Une gestion responsable des données, ça commence avec vous ! – par Ben Parker

Découvrez la version française de l'éditorial rédigé par Ben Parker, rédacteur en chef à The New Humanitarian, une agence de presse spécialisée dans la couverture médiatique des crises humanitaires. Cet article fait écho à son intervention durant la plénière du GeOnG 2020 et souligne le rôle que les acteurs humanitaires ont à jouer pour une gestion responsable des données.

 

Cet article est la traduction en français d’un éditorial rédigé par Ben Parker et initialement publié par The New Humanitarian, une agence de presse spécialisée dans la couverture médiatique des crises humanitaires. Cet article est basé sur l’intervention réalisée par Ben Parker lors de la session introductive de la conférence GeOnG 2020 le 2 novembre dernier. Découvrez la version originale disponible en anglais ici. The New Humanitarian n’est pas responsable de l’exactitude de la traduction qui a été réalisée par une bénévole et une employée de CartONG.

 

« Chacune de vos données provient d’une source, a une histoire, porte un bagage. »

 

Au début de ma carrière, j’ai mis le pied à l’étrier en faisant des diagrammes à barres. À l’époque (disons que c’était avant l’ère Windows), les patrons étaient très impressionnés. Les choses n’ont pas beaucoup changé depuis.

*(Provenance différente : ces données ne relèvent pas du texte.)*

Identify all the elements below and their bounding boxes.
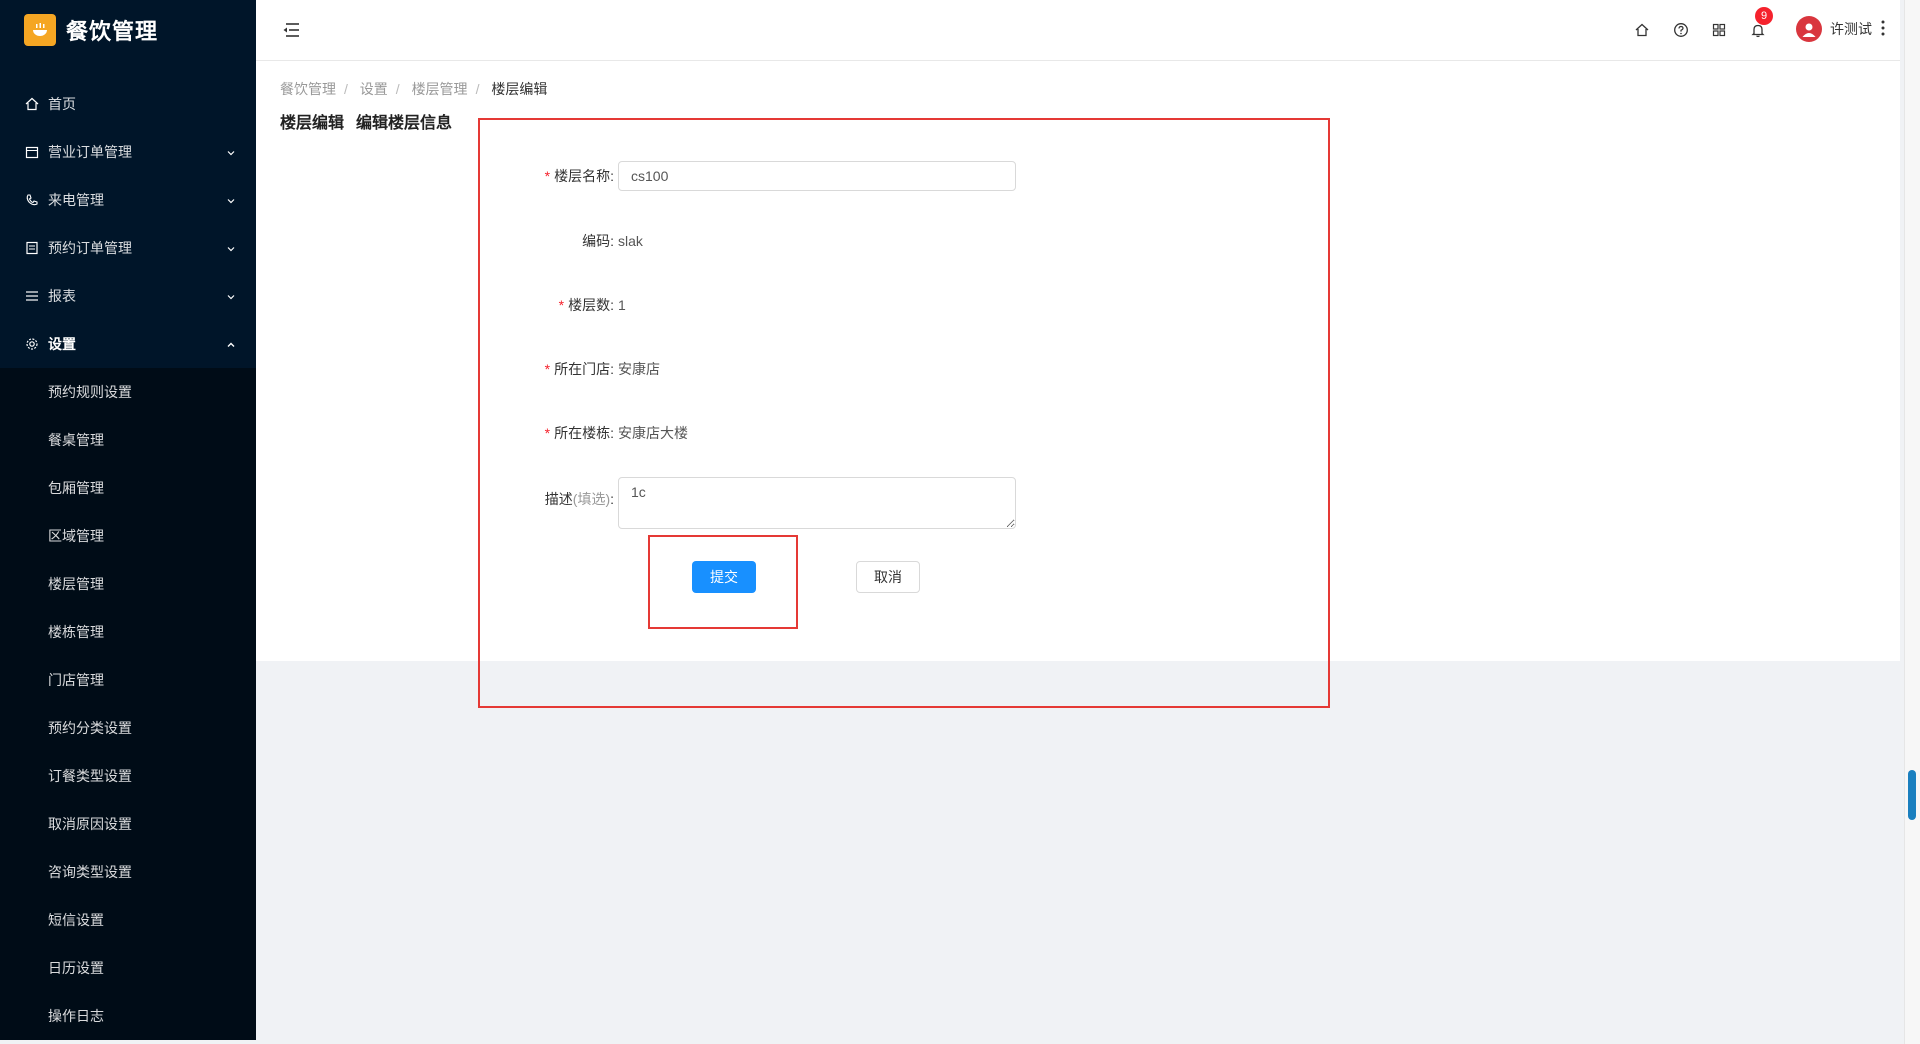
breadcrumb-item[interactable]: 设置 <box>360 81 388 97</box>
user-name: 许测试 <box>1830 21 1872 37</box>
breadcrumb: 餐饮管理 / 设置 / 楼层管理 / 楼层编辑 <box>280 81 548 97</box>
notification-badge: 9 <box>1755 7 1773 25</box>
breadcrumb-item[interactable]: 楼层管理 <box>412 81 468 97</box>
help-icon[interactable] <box>1670 19 1692 41</box>
form-row-floor-count: * 楼层数: 1 <box>494 295 626 315</box>
page-title-main: 楼层编辑 <box>280 115 345 132</box>
sub-item-operation-log[interactable]: 操作日志 <box>0 992 256 1040</box>
submit-button[interactable]: 提交 <box>692 561 756 593</box>
chevron-down-icon <box>226 289 236 305</box>
menu-item-reservation-orders[interactable]: 预约订单管理 <box>0 224 256 272</box>
calendar-icon <box>24 144 40 160</box>
sub-item-stores[interactable]: 门店管理 <box>0 656 256 704</box>
menu-label: 首页 <box>48 96 76 112</box>
home-icon[interactable] <box>1631 19 1653 41</box>
avatar <box>1796 16 1822 42</box>
top-header: 9 许测试 <box>256 0 1900 61</box>
gear-icon <box>24 336 40 352</box>
page-title: 楼层编辑 编辑楼层信息 <box>280 109 452 133</box>
floor-count-value: 1 <box>618 297 626 313</box>
side-menu: 首页 营业订单管理 来电管理 预约订单管理 报表 设置 预约规则设置 餐桌管理 … <box>0 80 256 1040</box>
app-logo-icon <box>24 14 56 46</box>
menu-icon <box>24 288 40 304</box>
building-value: 安康店大楼 <box>618 425 688 441</box>
menu-label: 来电管理 <box>48 192 104 208</box>
form-row-store: * 所在门店: 安康店 <box>494 359 660 379</box>
scrollbar-thumb[interactable] <box>1908 770 1916 820</box>
building-label: * 所在楼栋: <box>544 425 614 441</box>
code-value: slak <box>618 233 643 249</box>
sub-item-order-types[interactable]: 订餐类型设置 <box>0 752 256 800</box>
sub-item-private-rooms[interactable]: 包厢管理 <box>0 464 256 512</box>
apps-grid-icon[interactable] <box>1708 19 1730 41</box>
sub-item-cancel-reasons[interactable]: 取消原因设置 <box>0 800 256 848</box>
menu-item-settings[interactable]: 设置 <box>0 320 256 368</box>
scrollbar-track[interactable] <box>1904 0 1920 1044</box>
form-row-description: 描述(填选): 1c <box>494 477 1016 529</box>
user-menu[interactable]: 许测试 <box>1796 16 1872 42</box>
menu-label: 报表 <box>48 288 76 304</box>
sub-item-reservation-rules[interactable]: 预约规则设置 <box>0 368 256 416</box>
more-vertical-icon[interactable] <box>1880 18 1886 43</box>
chevron-down-icon <box>226 193 236 209</box>
logo[interactable]: 餐饮管理 <box>0 0 256 60</box>
menu-item-reports[interactable]: 报表 <box>0 272 256 320</box>
sub-item-inquiry-types[interactable]: 咨询类型设置 <box>0 848 256 896</box>
breadcrumb-current: 楼层编辑 <box>491 81 548 97</box>
floor-name-label: * 楼层名称: <box>544 168 614 184</box>
menu-fold-icon[interactable] <box>280 19 302 41</box>
page-subtitle: 编辑楼层信息 <box>356 115 453 132</box>
chevron-down-icon <box>226 145 236 161</box>
home-icon <box>24 96 40 112</box>
sub-item-sms[interactable]: 短信设置 <box>0 896 256 944</box>
store-value: 安康店 <box>618 361 660 377</box>
menu-label: 营业订单管理 <box>48 144 132 160</box>
sub-item-calendar[interactable]: 日历设置 <box>0 944 256 992</box>
list-icon <box>24 240 40 256</box>
form-row-building: * 所在楼栋: 安康店大楼 <box>494 423 688 443</box>
sub-item-buildings[interactable]: 楼栋管理 <box>0 608 256 656</box>
floor-count-label: * 楼层数: <box>558 297 614 313</box>
chevron-up-icon <box>226 337 236 353</box>
menu-item-calls[interactable]: 来电管理 <box>0 176 256 224</box>
cancel-button[interactable]: 取消 <box>856 561 920 593</box>
breadcrumb-item[interactable]: 餐饮管理 <box>280 81 336 97</box>
floor-name-input[interactable] <box>618 161 1016 191</box>
menu-item-home[interactable]: 首页 <box>0 80 256 128</box>
form-row-code: 编码: slak <box>494 231 643 251</box>
sidebar: 餐饮管理 首页 营业订单管理 来电管理 预约订单管理 报表 设置 预约规则设置 … <box>0 0 256 1040</box>
phone-icon <box>24 192 40 208</box>
chevron-down-icon <box>226 241 236 257</box>
settings-submenu: 预约规则设置 餐桌管理 包厢管理 区域管理 楼层管理 楼栋管理 门店管理 预约分… <box>0 368 256 1040</box>
form-row-floor-name: * 楼层名称: <box>494 161 1016 191</box>
store-label: * 所在门店: <box>544 361 614 377</box>
app-title: 餐饮管理 <box>66 19 159 44</box>
description-label: 描述(填选): <box>544 491 614 507</box>
bell-icon[interactable]: 9 <box>1747 7 1773 41</box>
sub-item-reservation-categories[interactable]: 预约分类设置 <box>0 704 256 752</box>
sub-item-floors[interactable]: 楼层管理 <box>0 560 256 608</box>
sub-item-tables[interactable]: 餐桌管理 <box>0 416 256 464</box>
sub-item-areas[interactable]: 区域管理 <box>0 512 256 560</box>
menu-label: 预约订单管理 <box>48 240 132 256</box>
code-label: 编码: <box>582 233 614 249</box>
menu-item-business-orders[interactable]: 营业订单管理 <box>0 128 256 176</box>
menu-label: 设置 <box>48 336 76 352</box>
description-textarea[interactable]: 1c <box>618 477 1016 529</box>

Les gens adorent toujours autant les diagrammes et les cartes. Les patrons les aiment. Les bailleurs les aiment. Dans ce monde souvent déprimant de l’action humanitaire, les données scintillent.

Mais vu la façon dont le monde a évolué, il est nécessaire d’aborder la question des responsabilités en ce qui concerne les données. Mésinformations et désinformations se succèdent. Les données peuvent être, et sont, transformées en armes de bataille.

De nos jours, mon travail consiste encore à utiliser de temps en temps des diagrammes à barres. Mais il s’agit surtout de mots, et de journalisme. Notre objectif, au sein de The New Humanitarian, est d’informer les décideurs. Nous ne faisons pas de recommandations, mais notre but est de fournir les ingrédients facilitant une meilleure prise de décision.

Nous sommes l’une des rares organisations de presse à être spécialisée dans ce secteur. L’un de nos arguments principaux est que nous le faisons sans nivellement par le bas : cela est peut-être un peu moins séduisant et moins à même de déclencher les clics que d’autres peut-être, mais nous ne faisons pas dans la caricature pour nos lecteurs.

Personne ne peut prétendre à une neutralité absolue en matière de journalisme. Pour autant, nous essayons de faire face à nos préjugés tout en laissant de côté les mauvaises habitudes dont les médias et les acteurs de l’aide humanitaire et du développement peuvent se rendre coupables.

Il s’agit là de principes journalistiques assez conventionnels : non seulement un engagement pour l’exactitude, mais aussi un soin apporté à la qualité de la source, un sens de l’équilibre et une appréciation du contexte plus large.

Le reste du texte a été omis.